Karadeniz`in neresindensiniz?

Tilda LEVİ Köşe Yazısı
9 Ocak 2008 Çarşamba

‘Memleketimden insan manzaraları’ her an her yerde rastladığımız tiplemelerdir.
En beklenmedik anda karşımıza çıkanlar ise, en güzel olanlarıdır.
Çocuklar, hayatta en saf ve en yaratıcı olan canlılardır.
Cumartesi gecesi eşimle çok sevdiğimiz dostlarımızı ziyarete gittik. Balkondan keyifle etrafı seyrediyordum. Bahçenin içinde üçer katlı iki ev bulunuyordu. Ve katların çoğunda küçük çocuklu  aileler yaşıyordu. Bisikletler, oyuncak sepetleri, küçük çadırlar, küçük botlar ve tabii ki küçük kürekler… Her balkonun birer tarafına kümelenmişti.
Akşam saati olduğundan ebeveynler küçük tokalı, küçük bluejean’li küçük kızlarla, küçük erkekleri bahçeden evin içine yönlendirmek için tüm yeteneklerini sergiliyorlardı. İnanılmaz bir görüntüydü. Üstelik “uzaktan” daha da güzel görünüyorlardı.
Birden gözüm tam alt katta oynayan iki çocuğa takıldı. Üç yaşında biri kız diğeri erkek olan ikizlerin her biri yan yana iki küçük iskemlede oturmuş direksiyon çeviriyorlardı. Fikir çocukların mıydı, yoksa anne/babanın mı bilemeyeceğim. Buluş müthişti. Siyah tekerlekli, sarı renkli plastik bisiklet, sele yerde olmak üzere ters çevrilmişti. Böylece ikizlerin her birine birer tekerlek yani birer direksiyon düşüyordu.  Asayiş berkemal. Gerçekte, zeka geliştirici diye alınan ‘sayısız’ oyuncaklar ne kadar gerekliyse, daha azıyla da yetinen yeterince zeki çocuklar olduğu kesin.
***
Pazartesi günü bir cenazeye gittim. Merhumun ailesi geniş olduğu için, eş dost da o oranda kalabalıktı. Kimi içeride, kimi dışarıda, kimi taziyelerini sunmak için sıra bekliyordu. Bu arada zevattan bir bey yanıma geldi. ayaküstü sohbet ettikten sonra ‘ısmarlama yazı yazar mısın?’ dedi. Konu bana ters gelmediği sürece yazarım diye yanıtladım. Beyefendiyi rahatsız eden, insanların cenazelerde  takındıkları tavırlardı. Bu törenler sosyal bir toplantı haline dönüşüyordu. Niye  bazıları medyatik bir seyir izliyor, bazılarında derin huşu hissediliyordu? Son yolculuğuna uğurlanan herkes için aynı saygı gösterilemez miydi?
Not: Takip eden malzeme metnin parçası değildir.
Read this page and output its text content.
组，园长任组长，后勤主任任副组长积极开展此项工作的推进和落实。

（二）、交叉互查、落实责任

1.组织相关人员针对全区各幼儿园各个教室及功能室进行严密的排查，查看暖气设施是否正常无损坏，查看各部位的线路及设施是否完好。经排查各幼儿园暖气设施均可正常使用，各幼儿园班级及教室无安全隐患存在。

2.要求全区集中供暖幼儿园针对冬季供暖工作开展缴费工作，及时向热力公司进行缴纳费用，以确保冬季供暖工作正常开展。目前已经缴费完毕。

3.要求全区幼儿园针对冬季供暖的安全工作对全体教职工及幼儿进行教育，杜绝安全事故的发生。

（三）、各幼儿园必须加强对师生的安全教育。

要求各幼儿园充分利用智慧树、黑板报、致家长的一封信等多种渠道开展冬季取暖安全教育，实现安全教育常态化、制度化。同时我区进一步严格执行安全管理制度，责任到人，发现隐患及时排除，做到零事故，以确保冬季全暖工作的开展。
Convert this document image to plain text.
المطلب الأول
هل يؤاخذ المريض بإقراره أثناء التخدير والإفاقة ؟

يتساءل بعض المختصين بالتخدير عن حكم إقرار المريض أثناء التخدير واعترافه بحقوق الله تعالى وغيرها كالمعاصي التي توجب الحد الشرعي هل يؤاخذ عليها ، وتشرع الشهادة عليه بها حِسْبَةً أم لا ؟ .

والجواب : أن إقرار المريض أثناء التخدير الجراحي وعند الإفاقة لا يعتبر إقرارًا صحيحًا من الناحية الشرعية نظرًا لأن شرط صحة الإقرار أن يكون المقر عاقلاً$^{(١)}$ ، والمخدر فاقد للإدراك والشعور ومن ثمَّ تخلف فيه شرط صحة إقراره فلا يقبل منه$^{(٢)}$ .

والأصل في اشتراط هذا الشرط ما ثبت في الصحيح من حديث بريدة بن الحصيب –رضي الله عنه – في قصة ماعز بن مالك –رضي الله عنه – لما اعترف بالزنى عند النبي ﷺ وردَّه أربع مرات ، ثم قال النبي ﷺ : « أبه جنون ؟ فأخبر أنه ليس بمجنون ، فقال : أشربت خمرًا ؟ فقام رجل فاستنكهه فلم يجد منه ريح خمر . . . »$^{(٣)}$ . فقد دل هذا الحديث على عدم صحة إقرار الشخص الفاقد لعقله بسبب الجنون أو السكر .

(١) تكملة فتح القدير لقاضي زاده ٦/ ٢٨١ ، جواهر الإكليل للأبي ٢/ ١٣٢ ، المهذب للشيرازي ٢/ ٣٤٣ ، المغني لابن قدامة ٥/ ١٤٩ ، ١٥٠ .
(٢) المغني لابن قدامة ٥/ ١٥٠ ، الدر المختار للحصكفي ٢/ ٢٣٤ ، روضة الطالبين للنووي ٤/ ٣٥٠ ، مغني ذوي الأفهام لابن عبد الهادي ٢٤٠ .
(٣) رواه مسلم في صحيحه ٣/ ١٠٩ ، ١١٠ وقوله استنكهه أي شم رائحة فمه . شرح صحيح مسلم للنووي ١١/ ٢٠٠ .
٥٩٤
Dostumuz her açıdan haklıydı. Dua esnasında sessiz olunması gerektiğini herkes bilir. Kişileri bir yaştan sonra eğitmek görevimiz değil. Olan olmuş. Ama başınızı çevirip kötü kötü bakmak da, kısa süre susmaları için geçici bir çözümdür.  Diğer yandan, evet,  bu mekanlar bir sosyal toplantı yeridir, aynı zamanda. Yeter ki, ses ayar düğmesini doğru kullanmasını bilelim..
***
Cenaze dönüşü, Toplum Sayfası Yönetmeni, arkadaşım Ester Yannier ile taksiye bindik. Hava sıcak, nem oranı yüksek, açık pencerelerden değil nefes almak, tıkanmanın eşiğindesiniz. Yoğun trafikte adım adım ilerliyoruz. Arabada klima vardır hülyasıyla: “2007’ye kadar arabalara klima takma zorunluluğu getiriliyormuş, doğru mu” deyiverdim. “Evet abla, ABS de konacak. Müşteri rahat eder hiç olmazsa. Yalnız taksi ücretleri% 10 oranında artacak”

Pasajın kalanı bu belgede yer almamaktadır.